When you cold pack it then becomes EBT eligible for those who want a quality product but cannot purchase as a hot item through that program. Cold packing is also good for those who have to take a lunch with them to work. They can grab a cold packed ready to go meal the night before and microwave it at work. This helps reduce your waste and improve sales through multiple channels to your customers.
5. Portion Control
Another form of waste is portion control. Over serving kills the bottom line. For example, a 4oz side is overserved to a 5oz side instead. That one ounce means a 25% increase in the amount served. Put another way; it is a 25% decrease in profit for that one item.
You want to have set scoops for each item and per piece amounts and then test a couple of times a week by having them make a meal for you. If you are overserved, don’t turn it into a "you’re in trouble" moment. Make it a constructive coaching session on how to properly serve the customer. Serving by the pound can be easier to manage, but you want to keep in mind when serving hot case items, the longer they sit in the case, the less weight they have due to drying. You want to make sure you have fresh, rotating product with high moisture. I repeat, the more it dries, the less it weighs.
Also, consider that frying some items will lose some of their initial weight also. Try testing how much a few pieces of something weighs before and post-frying. Then sit a few in the hot case for several hours and weigh again. These results will be of great value.
6. Feed Your Kitchen
Instead of playing the cat and mouse game of catching your kitchen staff eating food on the job, offer them one free employee meal when they work. It allows you to factor in that cost and keeps everyone on board. They know they can have a free meal and you can easily manage what items to make available.
This does not mean free steak and shrimp, but chicken-based dishes are very cost effective. It also adds an employee benefit to your company. If you are paying someone $10 or less an hour that free meal five days a week equals 5 hours of work they did not have to spend on food. With food cost being 25% for restaurants and upwards of 50% for grocery delis/c-stores, you are talking about 2 to 3 dollars cost to the company for the meal.

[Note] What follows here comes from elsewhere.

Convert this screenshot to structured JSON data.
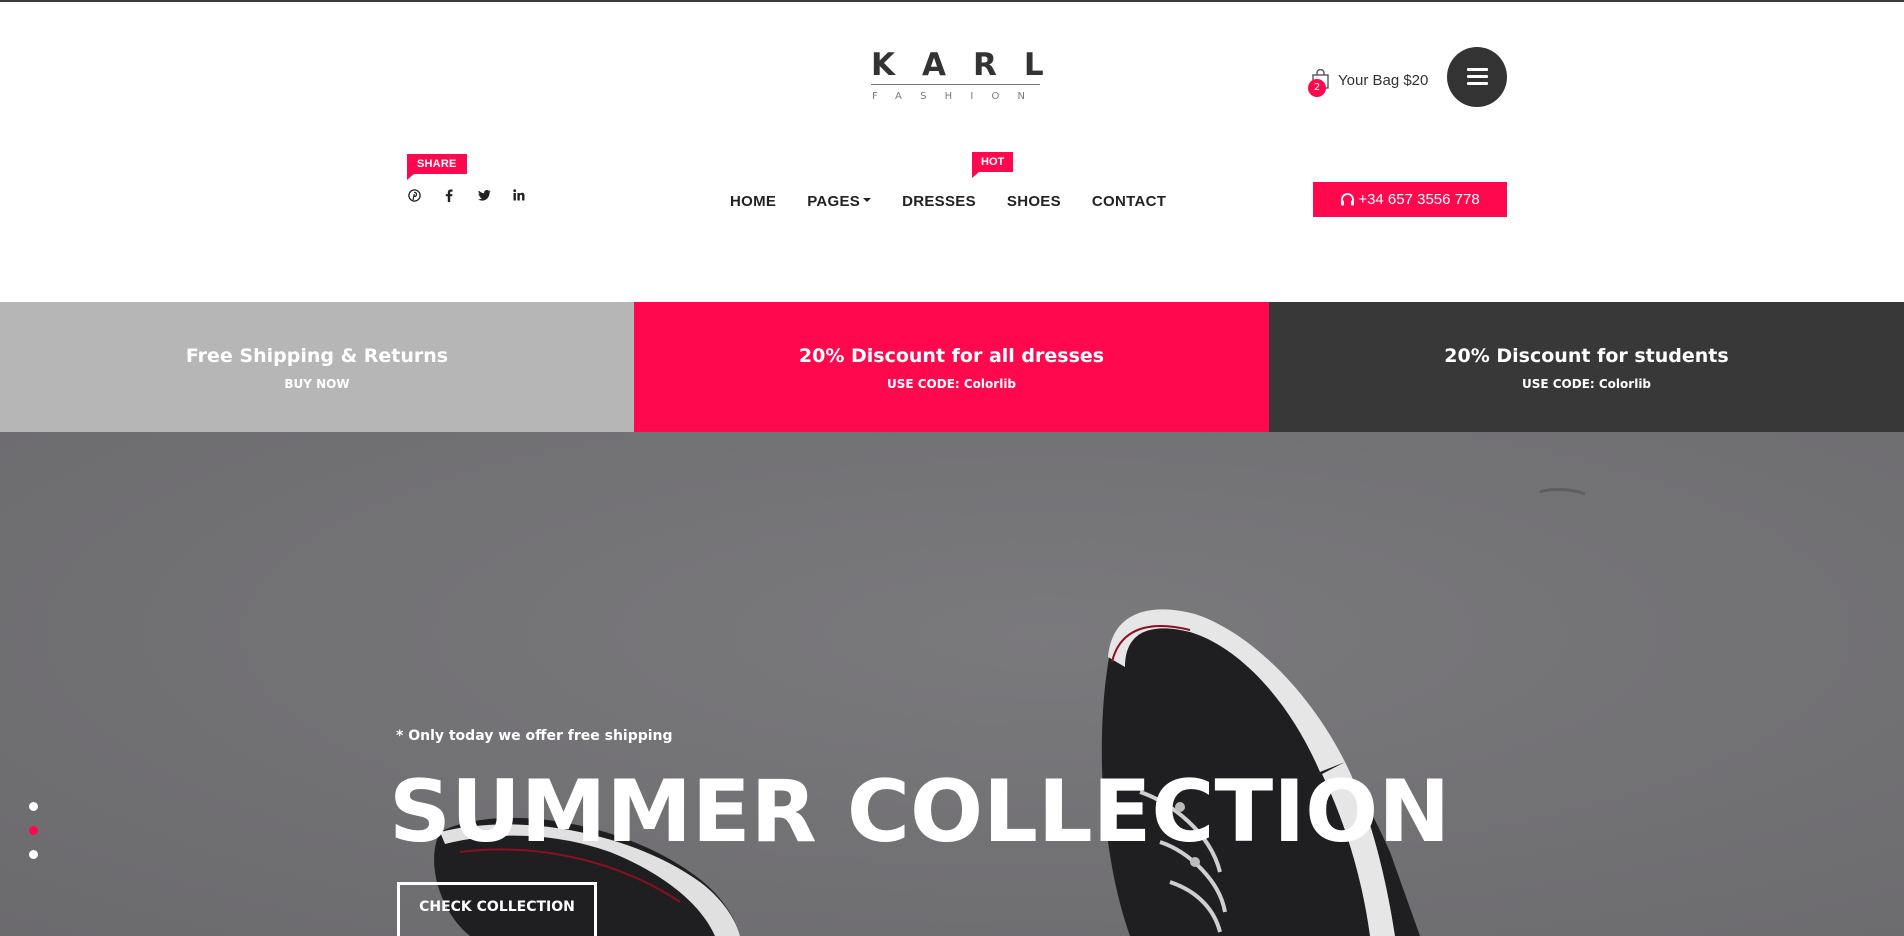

Those that sneak food and snack all day are probably already eating this amount, if not more, while on the clock. Instead, it would be, “Hey, you get a free meal each day. Have another team member make it for you and clock out for a break to eat.” This saves labor since they eat off the clock, adds value to those working for you and is easily managed.
I also like to suggest giving 50% discounts to those who work for you outside of the kitchen. It encourages them to become fans of the food and gives them a benefit too. You are not making money off your team purchases, but realize you are not losing money either. Then they become public voices for your brand to their friends and family. If anyone asks why the kitchen gets free meals when they only get a discount, offer them the option to work in the kitchen. They will either be interested or not.
7. Cross Training
Though this does not tie directly to food, it does improve it. The more people you have that know and understand how everyone else’s job functions the better your bottom line will be. When you understand what each person’s job entails, you respect it more. You have increased knowledge of total business operations. It allows you to have people who help fill gaps when shorthanded. These all improve the bottom line.
If you’re short an employee in one section of the store, if you have someone from another department that has been cross-trained, they can fill in. You can rotate them to help get through rush hours and better serve customers versus being short-handed in critical parts of the day that then reduces sales and the service experience for that customer.
Taking the correct actions to reduce your waste can also help make your company more successful. Many of these tenants are great business practices that you can apply to other areas of your business as well.
Take the time to reduce waste, and you’ll find that the upfront effort pays off in the long-run and will reduce the energy you and your team has to spend on a daily basis. Your bottom line will benefit, your customers will be happier, and your employees will feel less stressed.